Here's a breakdown of what each alert is saying:
**Flooding Alerts**
* The NWS has issued several flood watches across New York State, including:
+ Northern St. Lawrence; Northern Franklin; Eastern Clinton; Southeastern St. Lawrence; Southern Franklin; Western Clinton; Western Essex; Southwestern St. Lawrence; Grand Isle; Western Franklin; Orleans; Essex; Western Chittenden; Lamoille; Caledonia; Washington; Western Addison; Orange; Western Rutland; Eastern Franklin; Eastern Chittenden; Eastern Addison; Eastern Rutland; Western Windsor; Eastern Windsor
+ Northern Herkimer; Hamilton; Southern Herkimer; Southern Fulton; Montgomery; Northern Saratoga; Northern Warren; Northern Washington; Northern Fulton; Southeast Warren; Southern Washington; Bennington; Western Windham; Eastern Windham
* The NWS has also issued a flood watch for parts of Vermont, including:
+ Northern New York and northern and central Vermont
**Ice Jam Alerts**
* The NWS has warned about the possibility of ice jams in several areas, including:
+ Bennington; Western Windham; Eastern Windham
+ Southern Vermont, Bennington and Windham Counties
+ Central New York, Herkimer County
+ Northern New York, Hamilton, Montgomery, Fulton, Herkimer, Warren, Washington Counties
**Other Alerts**
* The NWS has issued several warnings about heavy rainfall and snowmelt leading to minor river flooding.
* There are also alerts for isolated ice jams that could further increase the flood risk.
It's essential to stay informed about weather conditions in your area and follow the instructions of local authorities. If you're planning outdoor activities, be prepared for changing weather conditions and take necessary precautions to stay safe.
Note here the MCP Client is able to make connections to respective servers based on the question asked. We did not explicitly mention any routing logic.
π The Future of MCP
Per the official docs, upcoming features include:
- Cross-Platform Context Sync: Unify context across apps (e.g., your email βοΈ, Slack π¬, and CRM π).
- Context-Aware Security: Dynamically adjust permissions based on user behavior.

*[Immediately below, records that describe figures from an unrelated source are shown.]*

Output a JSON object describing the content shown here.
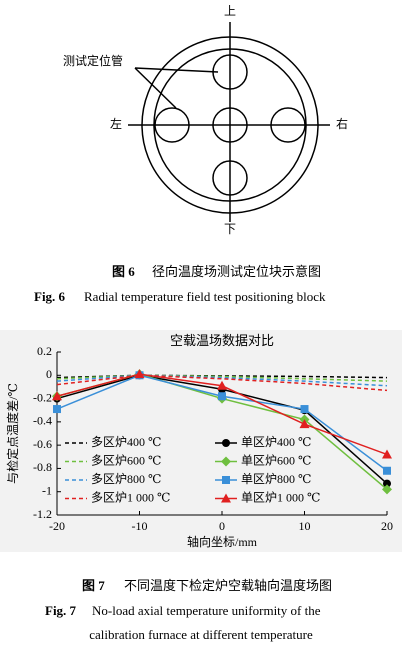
{
  "diagram": {
    "labels": {
      "top": "上",
      "bottom": "下",
      "left": "左",
      "right": "右",
      "pointer": "测试定位管"
    }
  },
  "fig6": {
    "cn_label": "图 6",
    "cn_text": "径向温度场测试定位块示意图",
    "en_label": "Fig. 6",
    "en_text": "Radial temperature field test positioning block"
  },
  "chart_data": {
    "type": "line",
    "title": "空载温场数据对比",
    "x_label": "轴向坐标/mm",
    "y_label": "与检定点温度差/℃",
    "x": [
      -20,
      -10,
      0,
      10,
      20
    ],
    "xlim": [
      -20,
      20
    ],
    "xticks": [
      -20,
      -10,
      0,
      10,
      20
    ],
    "ylim": [
      -1.2,
      0.2
    ],
    "yticks": [
      0.2,
      0,
      -0.2,
      -0.4,
      -0.6,
      -0.8,
      -1.0,
      -1.2
    ],
    "legend": "lower left",
    "series": [
      {
        "name": "多区炉400 ℃",
        "color": "#000000",
        "dash": true,
        "values": [
          -0.02,
          0,
          -0.005,
          -0.01,
          -0.02
        ]
      },
      {
        "name": "多区炉600 ℃",
        "color": "#6fbf3f",
        "dash": true,
        "values": [
          -0.03,
          0,
          -0.01,
          -0.03,
          -0.05
        ]
      },
      {
        "name": "多区炉800 ℃",
        "color": "#3a8fd8",
        "dash": true,
        "values": [
          -0.05,
          0,
          -0.02,
          -0.05,
          -0.09
        ]
      },
      {
        "name": "多区炉1 000 ℃",
        "color": "#e02020",
        "dash": true,
        "values": [
          -0.08,
          0,
          -0.03,
          -0.07,
          -0.13
        ]
      },
      {
        "name": "单区炉400 ℃",
        "color": "#000000",
        "marker": "circle",
        "values": [
          -0.2,
          0,
          -0.12,
          -0.3,
          -0.93
        ]
      },
      {
        "name": "单区炉600 ℃",
        "color": "#6fbf3f",
        "marker": "diamond",
        "values": [
          -0.18,
          0.01,
          -0.2,
          -0.38,
          -0.98
        ]
      },
      {
        "name": "单区炉800 ℃",
        "color": "#3a8fd8",
        "marker": "square",
        "values": [
          -0.29,
          0,
          -0.18,
          -0.29,
          -0.82
        ]
      },
      {
        "name": "单区炉1 000 ℃",
        "color": "#e02020",
        "marker": "triangle",
        "values": [
          -0.18,
          0.01,
          -0.09,
          -0.42,
          -0.68
        ]
      }
    ]
  },
  "fig7": {
    "cn_label": "图 7",
    "cn_text": "不同温度下检定炉空载轴向温度场图",
    "en_label": "Fig. 7",
    "en_text_1": "No-load axial temperature uniformity of the",
    "en_text_2": "calibration furnace at different temperature"
  }
}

- Self-Optimization: Agents refine their own context management rules π.
π‘ Key Takeaways
- MCP > APIs for complex, evolving tasks.
- Critical for Agents π€ to act proactively, not just reactively.
- Balances Power & Safety via auditable, compartmentalized context.
π― Use Cases
This architecture is particularly useful for:
- Multi-modal AI applications
- Complex workflow orchestration
- Distributed AI systems
- Real-time data processing applications
π Conclusion
The Model Context Protocol implementation demonstrated here showcases a robust, scalable, and flexible architecture for building sophisticated AI applications. Its modular design and support for multiple transport protocols make it an excellent choice for complex AI systems.
References
Note: This experimentation as conducted by following available online resources.